Fred Lamb is the Brand and Monica Fortner Chair of Theoretical Astrophysics Emeritus and a core faculty member in the Arms Control and Domestic & International Security Program at the University of Illinois. As an expert on space policy, ballistic missiles and missile defenses, and the technical aspects of nuclear test bans, he has been a consultant to the Defense Department, national laboratories, and Congressional committees. He co-chaired the American Physical Society's 2003 Study of Boost-Phase Missile Defense and is chair of the current APS POPA Study of Missile Defense and National Security. The focus of his scientific research is high-energy and relativistic astrophysics and dense matter. He is a Member of the American Academy of Arts and Sciences and a Fellow of the APS and shared the Leo Szilard Award of the APS for his leadership of the 2003 APS study of boost-phase missile defense.
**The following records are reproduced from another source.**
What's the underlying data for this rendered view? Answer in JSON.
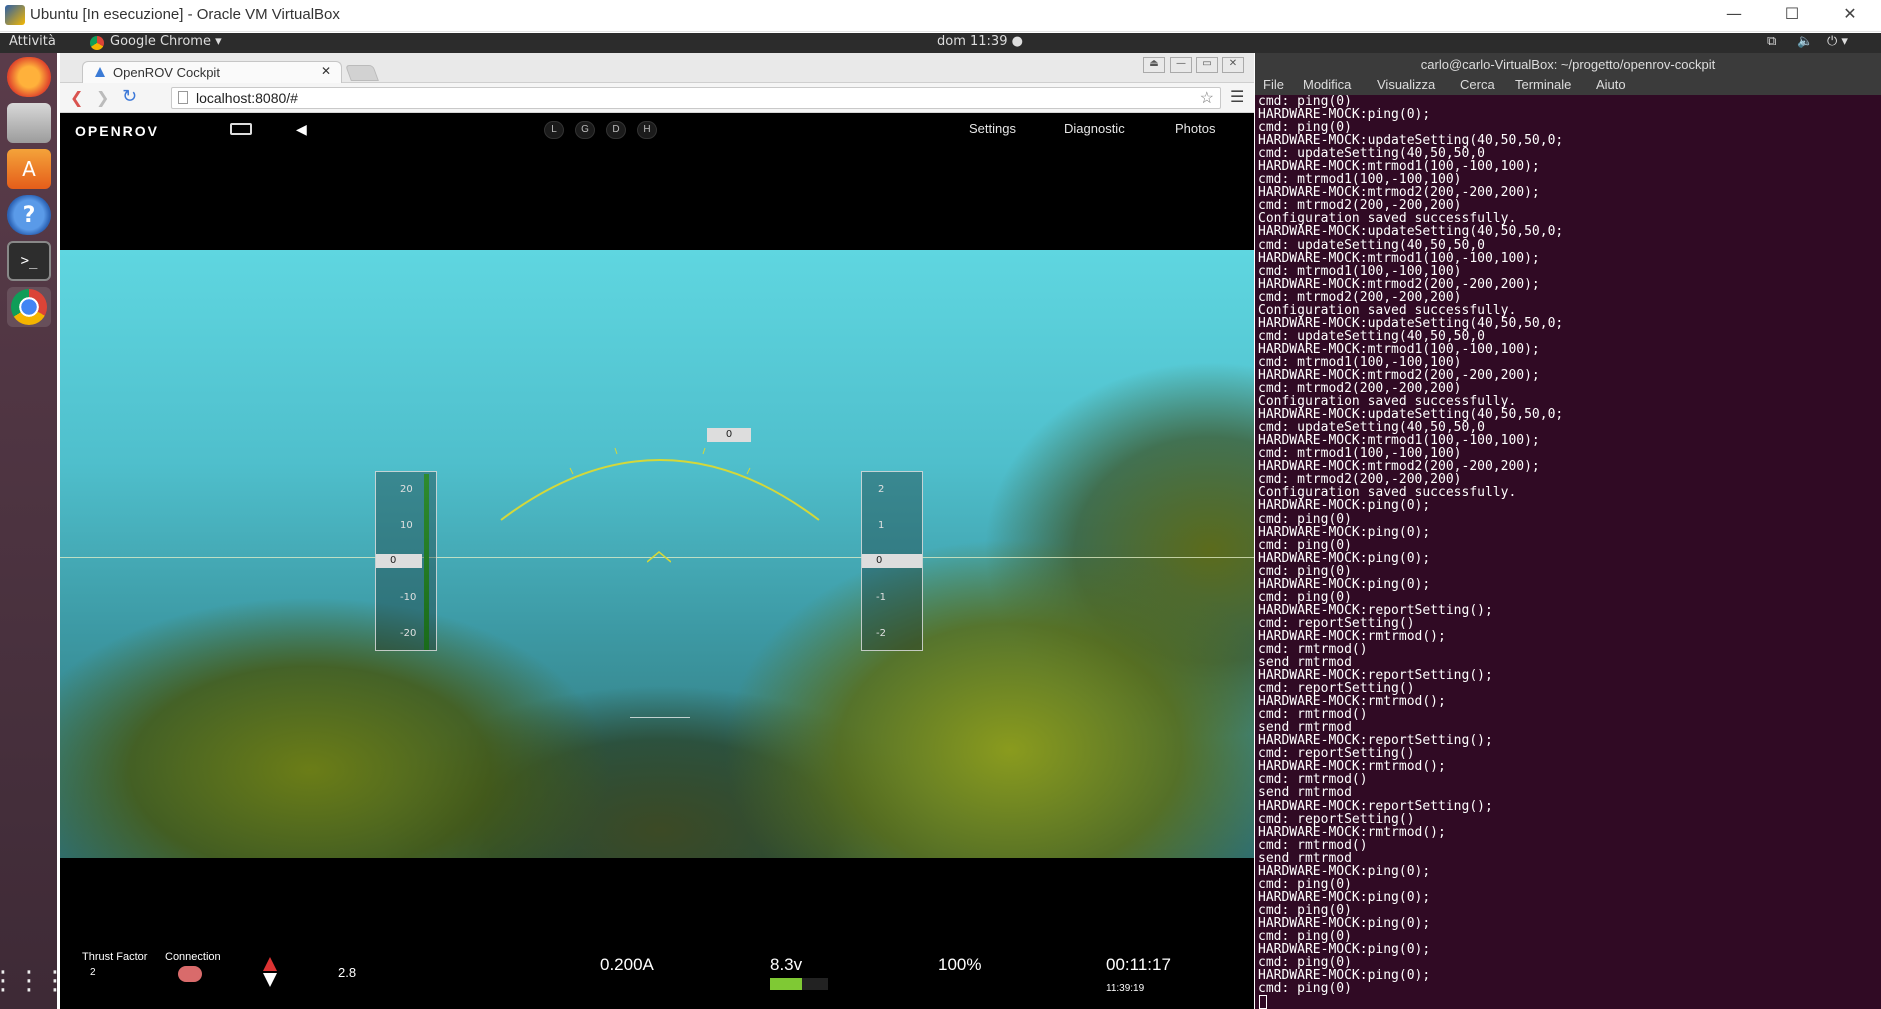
{
  "window": {
    "title": "Ubuntu [In esecuzione] - Oracle VM VirtualBox"
  },
  "topbar": {
    "activities": "Attività",
    "app": "Google Chrome",
    "clock": "dom 11:39"
  },
  "dock": {
    "items": [
      "firefox-icon",
      "files-icon",
      "software-center-icon",
      "help-icon",
      "terminal-icon",
      "chrome-icon"
    ],
    "apps_grid": "show-applications-icon"
  },
  "chrome": {
    "tab_title": "OpenROV Cockpit",
    "url": "localhost:8080/#"
  },
  "rov": {
    "logo": "OPENROV",
    "lamps": [
      "L",
      "G",
      "D",
      "H"
    ],
    "nav": [
      "Settings",
      "Diagnostic",
      "Photos"
    ],
    "depth_tape": {
      "ticks": [
        "20",
        "10",
        "0",
        "-10",
        "-20"
      ],
      "value": "0"
    },
    "pitch_tape": {
      "ticks": [
        "2",
        "1",
        "0",
        "-1",
        "-2"
      ],
      "value": "0"
    },
    "heading": "0",
    "thrust_factor_label": "Thrust Factor",
    "thrust_factor_value": "2",
    "connection_label": "Connection",
    "depth_reading": "2.8",
    "current": "0.200A",
    "voltage": "8.3v",
    "battery_level": 0.55,
    "cpu": "100%",
    "timer": "00:11:17",
    "clock": "11:39:19"
  },
  "terminal": {
    "title": "carlo@carlo-VirtualBox: ~/progetto/openrov-cockpit",
    "menu": [
      "File",
      "Modifica",
      "Visualizza",
      "Cerca",
      "Terminale",
      "Aiuto"
    ],
    "lines": "cmd: ping(0)\nHARDWARE-MOCK:ping(0);\ncmd: ping(0)\nHARDWARE-MOCK:updateSetting(40,50,50,0;\ncmd: updateSetting(40,50,50,0\nHARDWARE-MOCK:mtrmod1(100,-100,100);\ncmd: mtrmod1(100,-100,100)\nHARDWARE-MOCK:mtrmod2(200,-200,200);\ncmd: mtrmod2(200,-200,200)\nConfiguration saved successfully.\nHARDWARE-MOCK:updateSetting(40,50,50,0;\ncmd: updateSetting(40,50,50,0\nHARDWARE-MOCK:mtrmod1(100,-100,100);\ncmd: mtrmod1(100,-100,100)\nHARDWARE-MOCK:mtrmod2(200,-200,200);\ncmd: mtrmod2(200,-200,200)\nConfiguration saved successfully.\nHARDWARE-MOCK:updateSetting(40,50,50,0;\ncmd: updateSetting(40,50,50,0\nHARDWARE-MOCK:mtrmod1(100,-100,100);\ncmd: mtrmod1(100,-100,100)\nHARDWARE-MOCK:mtrmod2(200,-200,200);\ncmd: mtrmod2(200,-200,200)\nConfiguration saved successfully.\nHARDWARE-MOCK:updateSetting(40,50,50,0;\ncmd: updateSetting(40,50,50,0\nHARDWARE-MOCK:mtrmod1(100,-100,100);\ncmd: mtrmod1(100,-100,100)\nHARDWARE-MOCK:mtrmod2(200,-200,200);\ncmd: mtrmod2(200,-200,200)\nConfiguration saved successfully.\nHARDWARE-MOCK:ping(0);\ncmd: ping(0)\nHARDWARE-MOCK:ping(0);\ncmd: ping(0)\nHARDWARE-MOCK:ping(0);\ncmd: ping(0)\nHARDWARE-MOCK:ping(0);\ncmd: ping(0)\nHARDWARE-MOCK:reportSetting();\ncmd: reportSetting()\nHARDWARE-MOCK:rmtrmod();\ncmd: rmtrmod()\nsend rmtrmod\nHARDWARE-MOCK:reportSetting();\ncmd: reportSetting()\nHARDWARE-MOCK:rmtrmod();\ncmd: rmtrmod()\nsend rmtrmod\nHARDWARE-MOCK:reportSetting();\ncmd: reportSetting()\nHARDWARE-MOCK:rmtrmod();\ncmd: rmtrmod()\nsend rmtrmod\nHARDWARE-MOCK:reportSetting();\ncmd: reportSetting()\nHARDWARE-MOCK:rmtrmod();\ncmd: rmtrmod()\nsend rmtrmod\nHARDWARE-MOCK:ping(0);\ncmd: ping(0)\nHARDWARE-MOCK:ping(0);\ncmd: ping(0)\nHARDWARE-MOCK:ping(0);\ncmd: ping(0)\nHARDWARE-MOCK:ping(0);\ncmd: ping(0)\nHARDWARE-MOCK:ping(0);\ncmd: ping(0)"
  }
}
Stewart Prager is a professor of astrophysical sciences at Princeton University, and is affiliated with the Program on Science and Global Security. From 2009 - 2016 he was Director of the Princeton Plasma Physics Laboratory, following many years as a physics professor at the University of Wisconsin-Madison. His area of research is plasma physics and fusion energy. While at Wisconsin, Prager was director of the Madison Symmetric Torus (MST) experimental facility. He also served as founding director of the Center for Magnetic Self-Organization in Laboratory and Astrophysical Plasmas, established through the National Science Foundation program of "physics frontier centers." He recently co-founded the Physicists Coalition for Nuclear Threat Reduction.